Summer Solstice
Summer is Made of the Memory of Summer
By Nina MacLaughlinToday marks the summer solstice, and the final installment in Nina MacLaughlin’s four part series on the lengthening light.
New season. New you. We began in the sky, in the stardust, we moved wombward into the water, out into the earthly world, and we arrive, now, in fire. Happy first day of summer.
The solstice is a special day, irregular, when doors swing open that are otherwise closed, like on Halloween, like the winter solstice and the equinoxes. There are extra layers of possibility afoot. Open yourself, why not, ease yourself toward a more primal state of mind. A battle’s taking place. Twins wage war for rulership over the year. According to the ancient myths, the Oak King has been in power since the solstice in December. Now, after half a year at the helm, he’s sapped. Today, the summer solstice, when the sun reaches its highest point in the sky here in the northern hemisphere, the Holly King, the dark mischievous other half, beats his brother, and takes the throne for the darkening part of the year. He’ll rule through yule.

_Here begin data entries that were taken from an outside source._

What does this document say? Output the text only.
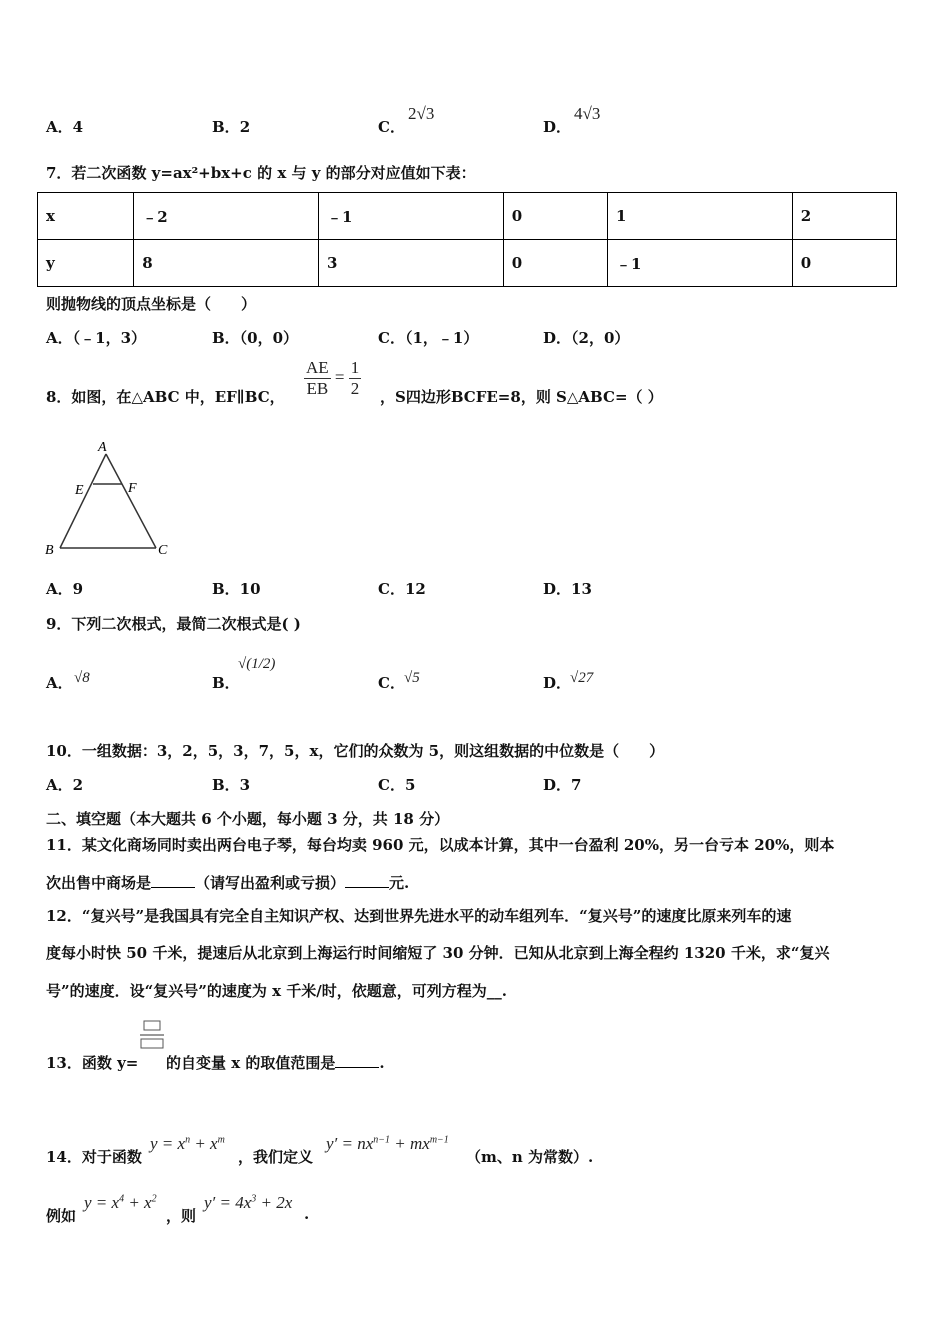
A．4	B．2	C．
2√3
D．
4√3
7．若二次函数 y=ax²+bx+c 的 x 与 y 的部分对应值如下表：
x	﹣2	﹣1	0	1	2
y	8	3	0	﹣1	0
则抛物线的顶点坐标是（　　）
A．（﹣1，3）	B．（0，0）	C．（1，﹣1）	D．（2，0）
8．如图，在△ABC 中，EF∥BC， $\frac{AE}{EB} = \frac{1}{2}$ ，S四边形BCFE=8，则 S△ABC=（ ）
A
B	C
E	F
A．9	B．10	C．12	D．13
9．下列二次根式，最简二次根式是( )
A． √8	B．
√(1/2)
C． √5	D．
√27
10．一组数据：3，2，5，3，7，5，x，它们的众数为 5，则这组数据的中位数是（　　）
A．2	B．3	C．5	D．7
二、填空题（本大题共 6 个小题，每小题 3 分，共 18 分）
11．某文化商场同时卖出两台电子琴，每台均卖 960 元，以成本计算，其中一台盈利 20%，另一台亏本 20%，则本
次出售中商场是	（请写出盈利或亏损）	元.
12．“复兴号”是我国具有完全自主知识产权、达到世界先进水平的动车组列车．“复兴号”的速度比原来列车的速
度每小时快 50 千米，提速后从北京到上海运行时间缩短了 30 分钟．已知从北京到上海全程约 1320 千米，求“复兴
号”的速度．设“复兴号”的速度为 x 千米/时，依题意，可列方程为__.
13．函数 y= 的自变量 x 的取值范围是	.
14．对于函数
$y = x^n + x^m$
，我们定义
$y' = nx^{n-1} + mx^{m-1}$
（m、n 为常数）.
例如
$y = x^4 + x^2$
，则
$y' = 4x^3 + 2x$
.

The wheel of the year goes round—round like wreaths hung on doors in winter, round like flower crowns. Two halves within the whole, each force in tension with the other, pushing against, pulling apart, each wanting to overpower its irreconcilable twin. “The very value attached to the life of the man-god necessitates his violent death as the only means of preserving it from the inevitable decay of age,” writes James Frazer in The Golden Bough. “The same reasoning would apply to the King of the Wood; he, too, had to be killed in order that the divine spirit, incarnate in him, might be transferred in its integrity to his successor.” Ritual death, a fertility fest, rebirth. Power rising, taking hold, falling, taking new form. “He must increase, but I must decrease,” says John the Baptist of Jesus, born six months, a year’s half-turn, before him. “You can never have a new thing without breaking an old,” says D.H. Lawrence. “The new thing is the death of the old.” What’s coming?